We had been a clear second best throughout the half - Spurs more lively, inventive and sharper in the tackle - but Ameobi had come closest to scoring with a header from a pinpoint JJ cross which he planted into the ground and which then bounced up, just cleared the crossbar and landed on the roof of the net.

Shearer, unusually anonymous, was replaced at half-time having taken a knock, and it was his replacement Milner who had the best opportunity of the second half. A comical mix-up between Paul Robinson and Ledley King allowed Milner to steal in but, with Robinson stranded yards from his goal, the shot sailed well wide. A heated debate between the two Spurs players followed, but no blows were struck.

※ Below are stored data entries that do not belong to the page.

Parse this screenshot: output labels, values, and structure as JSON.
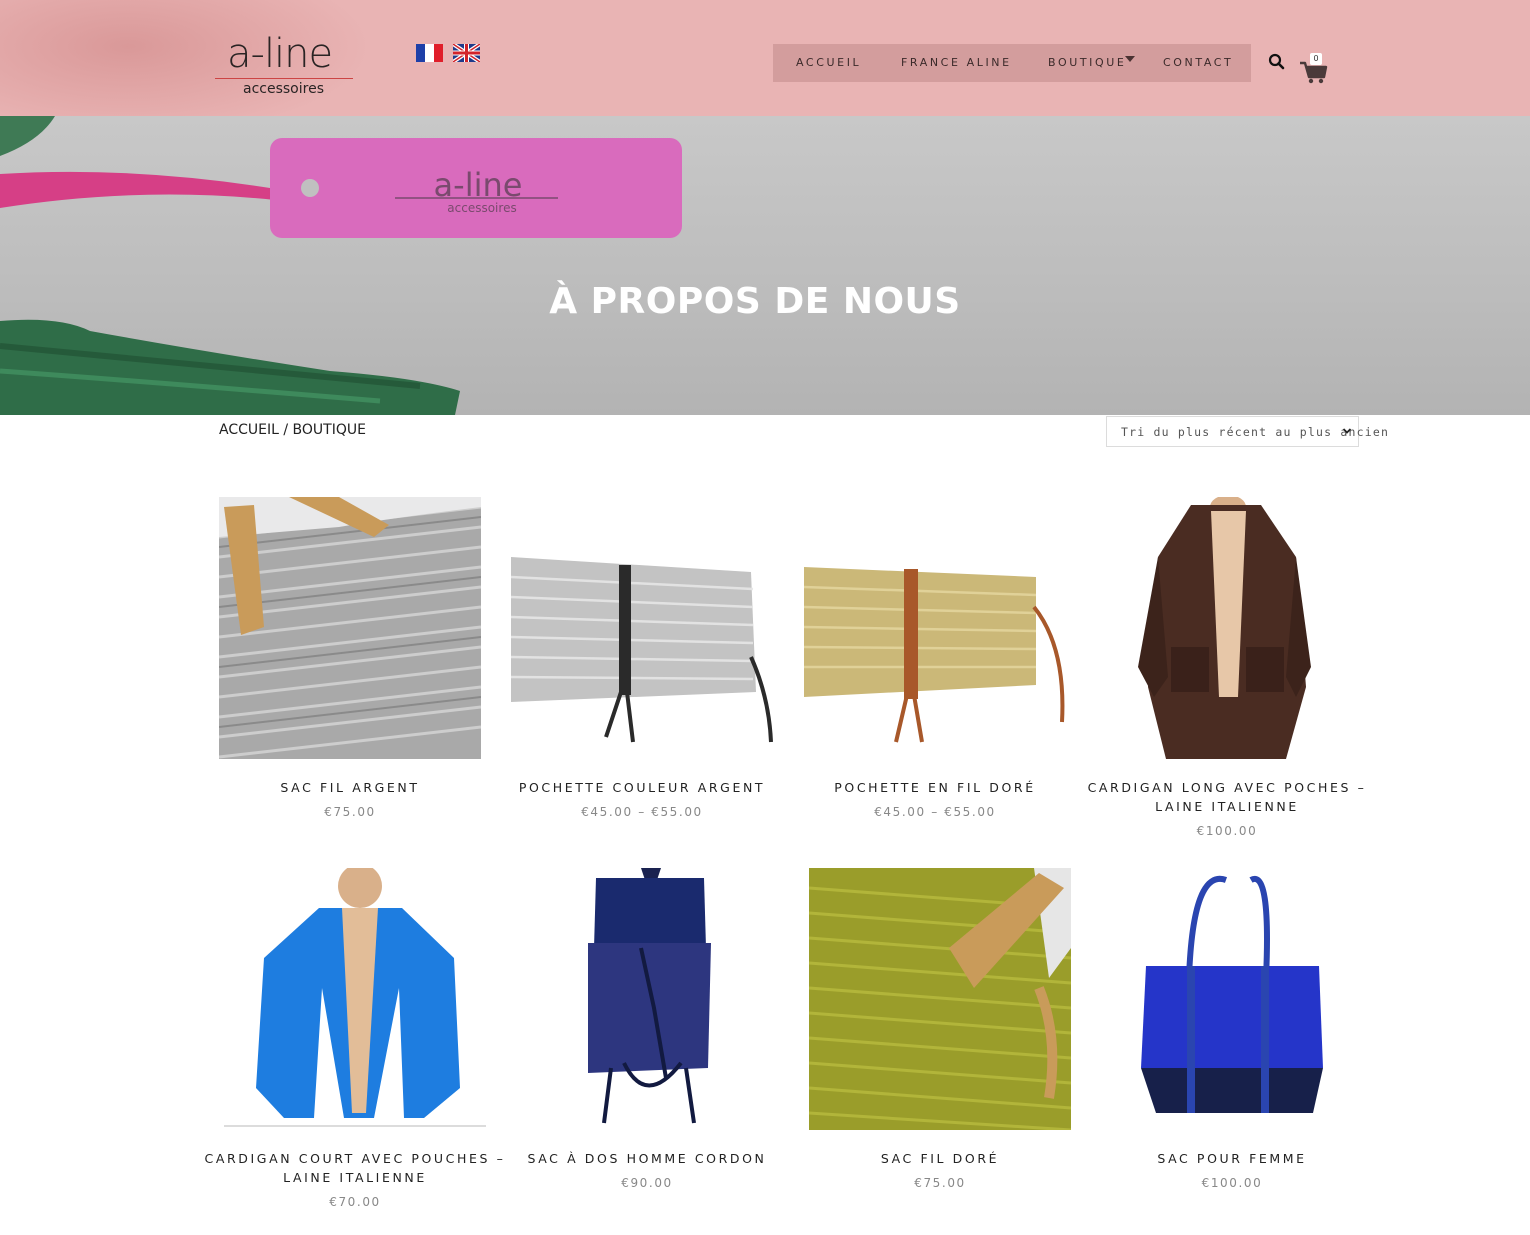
{
  "brand": {
    "logo_word": "a-line",
    "logo_sub": "accessoires"
  },
  "languages": [
    {
      "code": "fr",
      "icon": "flag-france-icon"
    },
    {
      "code": "en",
      "icon": "flag-uk-icon"
    }
  ],
  "nav": {
    "items": [
      {
        "label": "ACCUEIL"
      },
      {
        "label": "FRANCE ALINE"
      },
      {
        "label": "BOUTIQUE"
      },
      {
        "label": "CONTACT"
      }
    ]
  },
  "cart": {
    "count": "0"
  },
  "hero": {
    "title": "À PROPOS DE NOUS",
    "tag_word": "a-line",
    "tag_sub": "accessoires"
  },
  "breadcrumb": {
    "home": "ACCUEIL",
    "separator": " / ",
    "current": "BOUTIQUE"
  },
  "sort": {
    "selected": "Tri du plus récent au plus ancien"
  },
  "products": [
    {
      "name": "SAC FIL ARGENT",
      "price": "€75.00"
    },
    {
      "name": "POCHETTE COULEUR ARGENT",
      "price": "€45.00 – €55.00"
    },
    {
      "name": "POCHETTE EN FIL DORÉ",
      "price": "€45.00 – €55.00"
    },
    {
      "name": "CARDIGAN LONG AVEC POCHES – LAINE ITALIENNE",
      "price": "€100.00"
    },
    {
      "name": "CARDIGAN COURT AVEC POUCHES – LAINE ITALIENNE",
      "price": "€70.00"
    },
    {
      "name": "SAC À DOS HOMME CORDON",
      "price": "€90.00"
    },
    {
      "name": "SAC FIL DORÉ",
      "price": "€75.00"
    },
    {
      "name": "SAC POUR FEMME",
      "price": "€100.00"
    }
  ],
  "colors": {
    "header_bg": "#e9b4b4",
    "nav_bg": "#d39d9d",
    "text": "#222222",
    "price": "#888888"
  }
}
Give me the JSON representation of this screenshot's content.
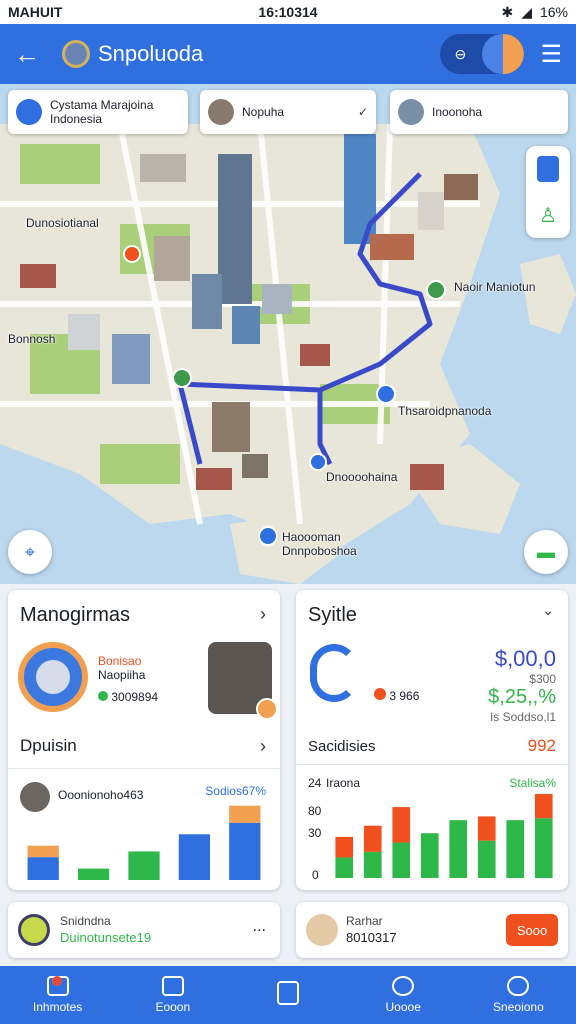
{
  "status_bar": {
    "carrier": "MAHUIT",
    "time": "16:10314",
    "battery": "16%"
  },
  "app_bar": {
    "title": "Snpoluoda"
  },
  "map": {
    "chips": [
      {
        "label": "Cystama Marajoina Indonesia"
      },
      {
        "label": "Nopuha"
      },
      {
        "label": "Inoonoha"
      }
    ],
    "labels": {
      "top_left": "Dunosiotianal",
      "left": "Bonnosh",
      "right_top": "Naoir Maniotun",
      "right_mid": "Thsaroidpnanoda",
      "center_low": "Dnoooohaina",
      "bottom": "Haoooman Dnnpoboshoa"
    }
  },
  "card_left": {
    "title": "Manogirmas",
    "person_line1": "Bonisao",
    "person_line2": "Naopiiha",
    "person_stat": "3009894",
    "section2_title": "Dpuisin",
    "row_name": "Ooonionoho463",
    "row_value": "Sodios67%",
    "chart_data": {
      "type": "bar",
      "title": "",
      "categories": [
        "1",
        "2",
        "3",
        "4",
        "5"
      ],
      "series": [
        {
          "name": "",
          "values": [
            2,
            0,
            0,
            4,
            5
          ],
          "color": "#2f6fe0"
        },
        {
          "name": "",
          "values": [
            1,
            0,
            0,
            0,
            1.5
          ],
          "color": "#f0a050"
        },
        {
          "name": "",
          "values": [
            0,
            1,
            2.5,
            0,
            0
          ],
          "color": "#2fb84a"
        }
      ]
    }
  },
  "card_right": {
    "title": "Syitle",
    "price": "$,00,0",
    "sub_price": "$300",
    "stat_value": "3 966",
    "percent": "$,25,,%",
    "percent_sub": "Is Soddso,l1",
    "section2_title": "Sacidisies",
    "section2_value": "992",
    "legend_left": "Iraona",
    "legend_right": "Stalisa%",
    "tick_top": "24",
    "tick_mid1": "80",
    "tick_mid2": "30",
    "tick_bottom": "0",
    "chart_data": {
      "type": "bar",
      "title": "",
      "ylabel": "",
      "ylim": [
        0,
        90
      ],
      "categories": [
        "1",
        "2",
        "3",
        "4",
        "5",
        "6",
        "7",
        "8"
      ],
      "series": [
        {
          "name": "",
          "values": [
            22,
            28,
            38,
            48,
            62,
            40,
            62,
            64
          ],
          "color": "#2fb84a"
        },
        {
          "name": "",
          "values": [
            22,
            28,
            38,
            0,
            0,
            26,
            0,
            26
          ],
          "color": "#f0501e"
        }
      ]
    }
  },
  "card_bottom_left": {
    "line1": "Snidndna",
    "line2": "Duinotunsete19",
    "more": "..."
  },
  "card_bottom_right": {
    "line1": "Rarhar",
    "line2": "8010317",
    "button": "Sooo"
  },
  "bottom_nav": [
    {
      "label": "Inhmotes"
    },
    {
      "label": "Eooon"
    },
    {
      "label": ""
    },
    {
      "label": "Uoooe"
    },
    {
      "label": "Sneoiono"
    }
  ],
  "colors": {
    "primary": "#2f6fe0",
    "accent": "#f0501e",
    "green": "#2fb84a"
  }
}
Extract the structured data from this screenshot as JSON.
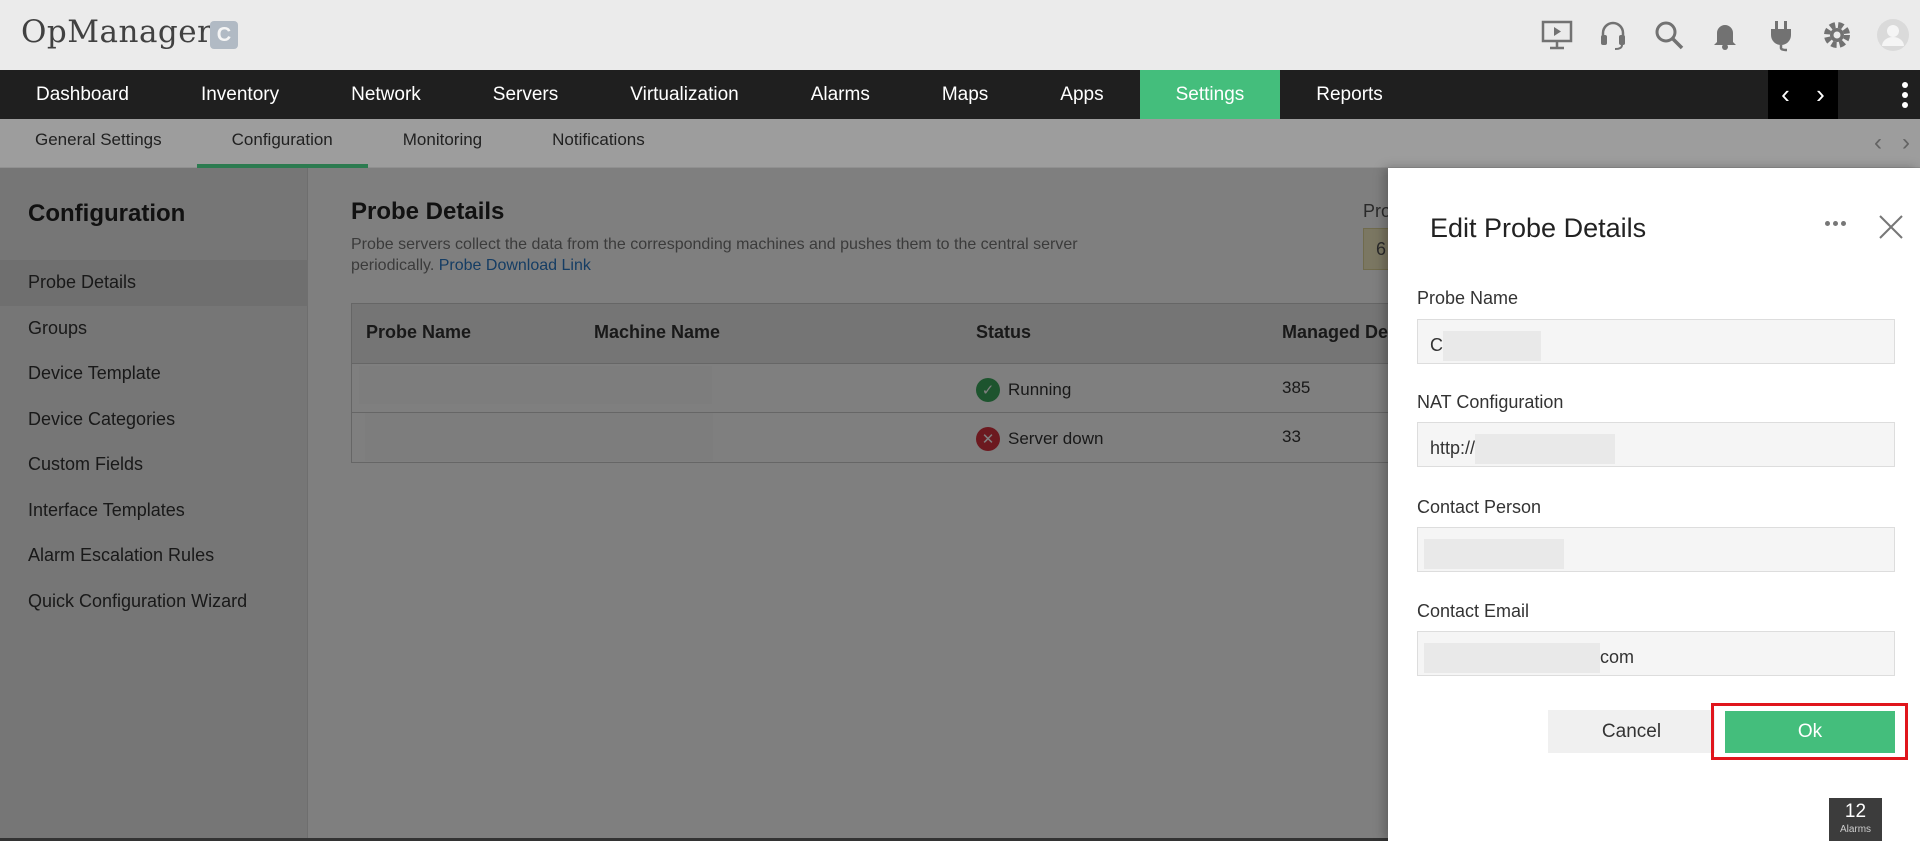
{
  "app": {
    "title": "OpManager",
    "badge": "C"
  },
  "header_icons": [
    "presentation-icon",
    "headset-icon",
    "search-icon",
    "bell-icon",
    "plug-icon",
    "gear-icon",
    "user-avatar-icon"
  ],
  "main_nav": {
    "tabs": [
      "Dashboard",
      "Inventory",
      "Network",
      "Servers",
      "Virtualization",
      "Alarms",
      "Maps",
      "Apps",
      "Settings",
      "Reports"
    ],
    "active": "Settings",
    "prev": "‹",
    "next": "›"
  },
  "sub_nav": {
    "tabs": [
      "General Settings",
      "Configuration",
      "Monitoring",
      "Notifications"
    ],
    "active": "Configuration",
    "prev": "‹",
    "next": "›"
  },
  "sidebar": {
    "title": "Configuration",
    "items": [
      "Probe Details",
      "Groups",
      "Device Template",
      "Device Categories",
      "Custom Fields",
      "Interface Templates",
      "Alarm Escalation Rules",
      "Quick Configuration Wizard"
    ],
    "active": "Probe Details"
  },
  "main": {
    "title": "Probe Details",
    "description": "Probe servers collect the data from the corresponding machines and pushes them to the central server periodically.",
    "link": "Probe Download Link",
    "right_stub_label": "Pro",
    "right_stub_value": "6"
  },
  "table": {
    "headers": [
      "Probe Name",
      "Machine Name",
      "Status",
      "Managed De"
    ],
    "rows": [
      {
        "status": "Running",
        "status_type": "ok",
        "managed": "385"
      },
      {
        "status": "Server down",
        "status_type": "error",
        "managed": "33"
      }
    ]
  },
  "panel": {
    "title": "Edit Probe Details",
    "fields": [
      {
        "label": "Probe Name",
        "value": "C"
      },
      {
        "label": "NAT Configuration",
        "value": "http://"
      },
      {
        "label": "Contact Person",
        "value": ""
      },
      {
        "label": "Contact Email",
        "value": "com"
      }
    ],
    "cancel_label": "Cancel",
    "ok_label": "Ok"
  },
  "alarm_badge": {
    "count": "12",
    "label": "Alarms"
  },
  "colors": {
    "accent": "#44be7c",
    "nav_bg": "#1f1f1f",
    "highlight": "#e0151c",
    "link": "#2a7ac8"
  }
}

Spurs made hard work of beating us, squandering numerous chances (Kanoute was particularly culpable) without forcing Harper into serious action. Only in the last twenty minutes did we begin to apply any kind of pressure to their back line, and even then it amounted to nothing more than some jinking N'Zogbia runs and a couple of free-kicks wastefully blasted into the wall by substitute Ambrose. An equaliser would have masked an abject performance.

With two defeats on the bounce our league season seems to be slipping ignominiously away to nothing, a UEFA Cup spot now practically unthinkable, and we approach this week's crucial cup fixtures with considerable trepidation. Play this badly against either Sporting Lisbon or Man Utd and we'll be embarrassed.